The injustice of the congregational establishment in colonial and early republican New England stands revealed in all its infamy as O’Brien chronicles the indignities suffered by dissenters like Backus. The imprisonment of his mother Elizabeth appears often in accounts of his life, but O’Brien relates it and other stories of persecution with an empathy that make the reader feel the oppressiveness of the atmosphere. When making their arguments for religious liberty, one of the disappointing tendencies of some Christian writers and historians is that they fail to note that persecution for religious views in American history generally involved one Christian group persecuting another. Secular inquisitions that target Christians have become stuff of myth and paranoia rather than reality in American history. However, O’Brien faces this ugly truth boldly and as a faithful Christian who recognizes that Christians are not perfect or always on the right side of history.

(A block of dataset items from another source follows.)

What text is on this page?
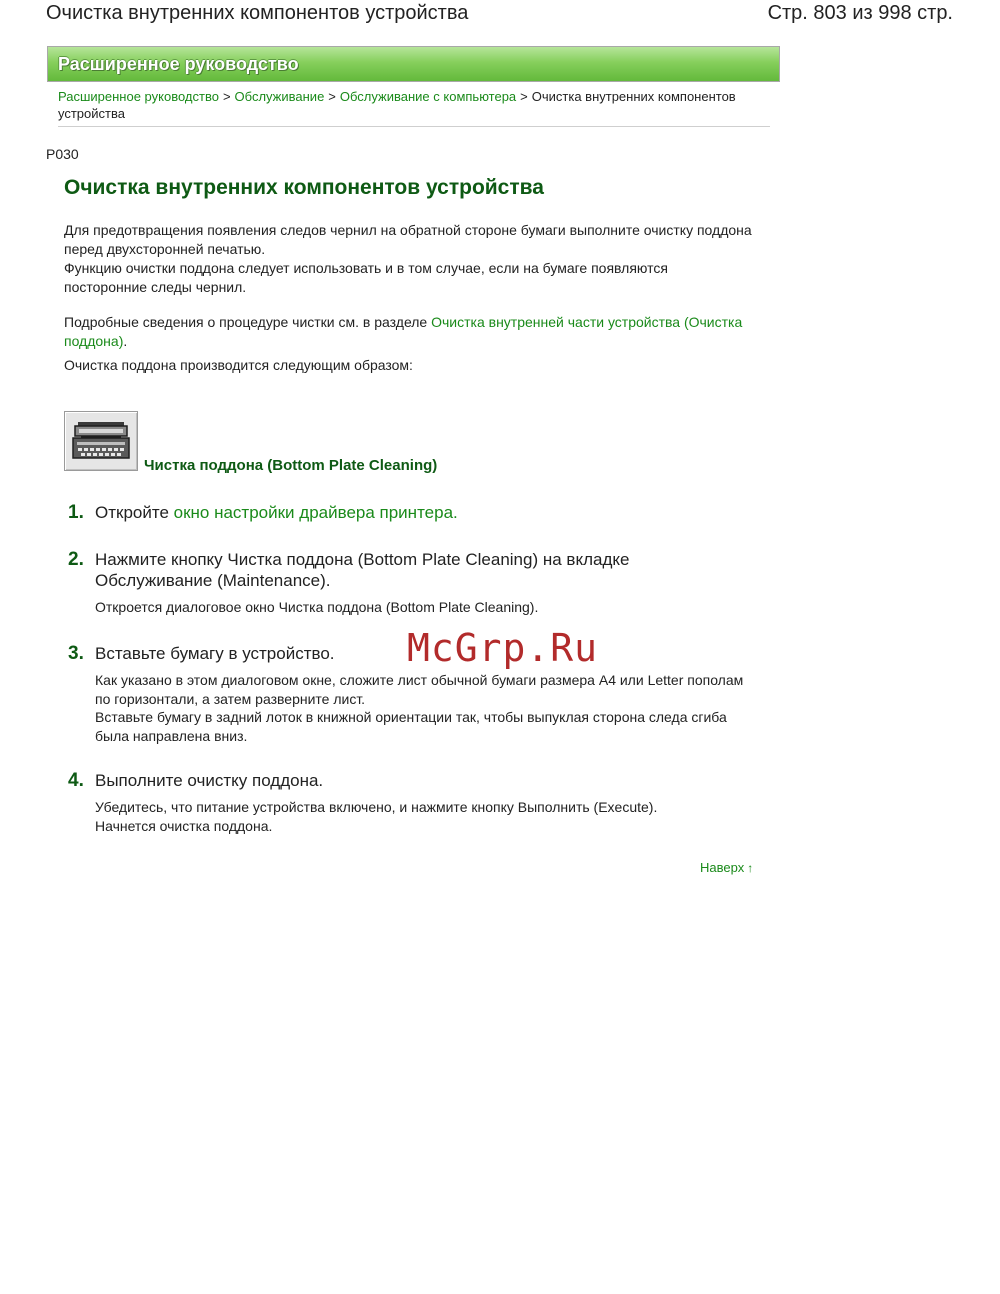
Очистка внутренних компонентов устройства	Стр. 803 из 998 стр.
Расширенное руководство
Расширенное руководство > Обслуживание > Обслуживание с компьютера > Очистка внутренних компонентов устройства
P030
Очистка внутренних компонентов устройства

Для предотвращения появления следов чернил на обратной стороне бумаги выполните очистку поддона перед двухсторонней печатью.
Функцию очистки поддона следует использовать и в том случае, если на бумаге появляются посторонние следы чернил.

Подробные сведения о процедуре чистки см. в разделе Очистка внутренней части устройства (Очистка поддона).

Очистка поддона производится следующим образом:

Чистка поддона (Bottom Plate Cleaning)
1. Откройте окно настройки драйвера принтера.

2. Нажмите кнопку Чистка поддона (Bottom Plate Cleaning) на вкладке Обслуживание (Maintenance).

Откроется диалоговое окно Чистка поддона (Bottom Plate Cleaning).

3. Вставьте бумагу в устройство.

Как указано в этом диалоговом окне, сложите лист обычной бумаги размера A4 или Letter пополам по горизонтали, а затем разверните лист.
Вставьте бумагу в задний лоток в книжной ориентации так, чтобы выпуклая сторона следа сгиба была направлена вниз.

4. Выполните очистку поддона.

Убедитесь, что питание устройства включено, и нажмите кнопку Выполнить (Execute).
Начнется очистка поддона.

Наверх ↑
McGrp.Ru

Brandon O’Brien’s Demanding Liberty reintroduces us to a forgotten hero who deserves to be remembered and emulated. Isaac Backus found the courage through his faith and earnest conviction to pursue religious liberty for all Americans. He was willing to work with Deists and anyone else who would help to ensure that all Americans could choose to either worship God or not based on the dictates of their conscience rather than the demands of the majority. In these days of hyper-partisanship, it is important to be reminded that we can only secure freedom for ourselves when we secure it for all. Brandon O’Brien achieves this and more in his excellent popular biography of Isaac Backus. I recommend it for your reading pleasure as we prepare to celebrate our nation’s birth.